A tensor phase theory with applications in multilinear control

TL;DR

This paper develops a phase theory for tensors under the Einstein product, introducing sectorial tensor decomposition, phase quantification, and a tensor small phase theorem, with applications in stability analysis of multilinear control systems.

Contribution

It introduces a novel tensor phase theory with sectorial decomposition, phase bounds, and a tensor small phase theorem, advancing multilinear control system analysis.

Findings

Derived sectorial tensor decomposition for defining tensor phases.

Proposed numerical procedures for computing tensor phases.
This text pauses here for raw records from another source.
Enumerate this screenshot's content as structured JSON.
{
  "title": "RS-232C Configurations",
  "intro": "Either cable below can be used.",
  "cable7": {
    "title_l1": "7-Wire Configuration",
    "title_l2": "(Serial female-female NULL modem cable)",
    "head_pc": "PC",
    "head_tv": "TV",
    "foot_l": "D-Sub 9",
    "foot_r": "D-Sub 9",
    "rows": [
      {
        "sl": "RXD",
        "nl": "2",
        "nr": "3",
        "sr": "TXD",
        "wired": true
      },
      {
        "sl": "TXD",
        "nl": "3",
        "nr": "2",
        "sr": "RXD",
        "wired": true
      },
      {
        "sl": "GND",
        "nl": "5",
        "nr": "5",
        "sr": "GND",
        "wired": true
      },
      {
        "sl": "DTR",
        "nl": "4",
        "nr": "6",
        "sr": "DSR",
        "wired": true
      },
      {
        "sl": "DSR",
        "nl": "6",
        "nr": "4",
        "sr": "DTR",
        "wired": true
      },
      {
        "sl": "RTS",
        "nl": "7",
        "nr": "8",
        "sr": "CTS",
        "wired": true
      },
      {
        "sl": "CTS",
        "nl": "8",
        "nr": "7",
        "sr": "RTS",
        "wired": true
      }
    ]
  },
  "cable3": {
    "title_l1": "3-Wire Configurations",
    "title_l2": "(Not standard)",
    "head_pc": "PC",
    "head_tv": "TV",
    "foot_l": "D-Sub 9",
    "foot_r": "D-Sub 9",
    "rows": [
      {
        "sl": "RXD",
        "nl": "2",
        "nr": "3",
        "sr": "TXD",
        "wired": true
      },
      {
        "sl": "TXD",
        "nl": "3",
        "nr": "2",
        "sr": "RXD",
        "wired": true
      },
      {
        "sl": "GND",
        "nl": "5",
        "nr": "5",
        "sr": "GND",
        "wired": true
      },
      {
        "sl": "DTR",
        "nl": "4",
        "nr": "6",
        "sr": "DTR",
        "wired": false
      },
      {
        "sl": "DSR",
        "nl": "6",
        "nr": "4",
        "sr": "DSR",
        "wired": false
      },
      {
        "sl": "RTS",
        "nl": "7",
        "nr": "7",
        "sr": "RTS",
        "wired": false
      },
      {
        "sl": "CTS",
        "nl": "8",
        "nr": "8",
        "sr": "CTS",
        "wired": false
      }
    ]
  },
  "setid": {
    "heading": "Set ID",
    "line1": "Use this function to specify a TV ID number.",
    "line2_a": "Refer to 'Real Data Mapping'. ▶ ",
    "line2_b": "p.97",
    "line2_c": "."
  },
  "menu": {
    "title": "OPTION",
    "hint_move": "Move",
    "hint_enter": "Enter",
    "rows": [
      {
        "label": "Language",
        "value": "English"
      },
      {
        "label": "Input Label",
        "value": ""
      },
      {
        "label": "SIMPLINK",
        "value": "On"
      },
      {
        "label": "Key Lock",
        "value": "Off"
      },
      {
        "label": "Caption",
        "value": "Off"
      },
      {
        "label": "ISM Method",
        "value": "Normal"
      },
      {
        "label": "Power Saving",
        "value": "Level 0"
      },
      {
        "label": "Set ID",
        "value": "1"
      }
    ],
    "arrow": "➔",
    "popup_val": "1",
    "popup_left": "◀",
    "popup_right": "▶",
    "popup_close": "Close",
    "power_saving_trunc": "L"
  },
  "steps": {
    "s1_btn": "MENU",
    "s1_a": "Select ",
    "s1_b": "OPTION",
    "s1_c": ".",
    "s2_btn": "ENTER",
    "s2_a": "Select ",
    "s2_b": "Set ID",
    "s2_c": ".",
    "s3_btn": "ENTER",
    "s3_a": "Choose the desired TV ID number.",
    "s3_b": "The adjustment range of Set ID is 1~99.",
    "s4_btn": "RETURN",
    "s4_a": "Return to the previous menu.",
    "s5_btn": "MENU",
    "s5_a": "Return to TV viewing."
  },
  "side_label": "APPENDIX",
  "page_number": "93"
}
Established bounds on eigenvalue angles of tensor products.

Abstract

The purpose of this paper is to initiate a phase theory for tensors under the Einstein product, and explore its applications in multilinear control systems. Firstly, the sectorial tensor decomposition for sectorial tensors is derived, which allows us to define phases for sectorial tensors. A numerical procedure for computing phases of a sectorial tensor is also proposed. Secondly, the maximin and minimax expressions for tensor phases are given, which are used to quantify how close the phases of a sectorial tensor are to those of its compressions. Thirdly, the compound spectrum, compound numerical ranges and compound angular numerical ranges of two sectorial tensors $A,B$ are defined and characterized in terms of the compound numerical ranges and compound angular numerical ranges of the sectorial tensors $A,B$. Fourthly, it is shown that the angles of eigenvalues of the product of two sectorial tensors are upper bounded by the sum of their individual phases. Finally, based on the tensor phase theory developed above, a tensor version of the small phase theorem is presented, which can be regarded as a natural generalization of the matrix case, recently proposed in Ref. [10]. The results offer powerful new tools for the stability and robustness analysis of multilinear feedback control systems.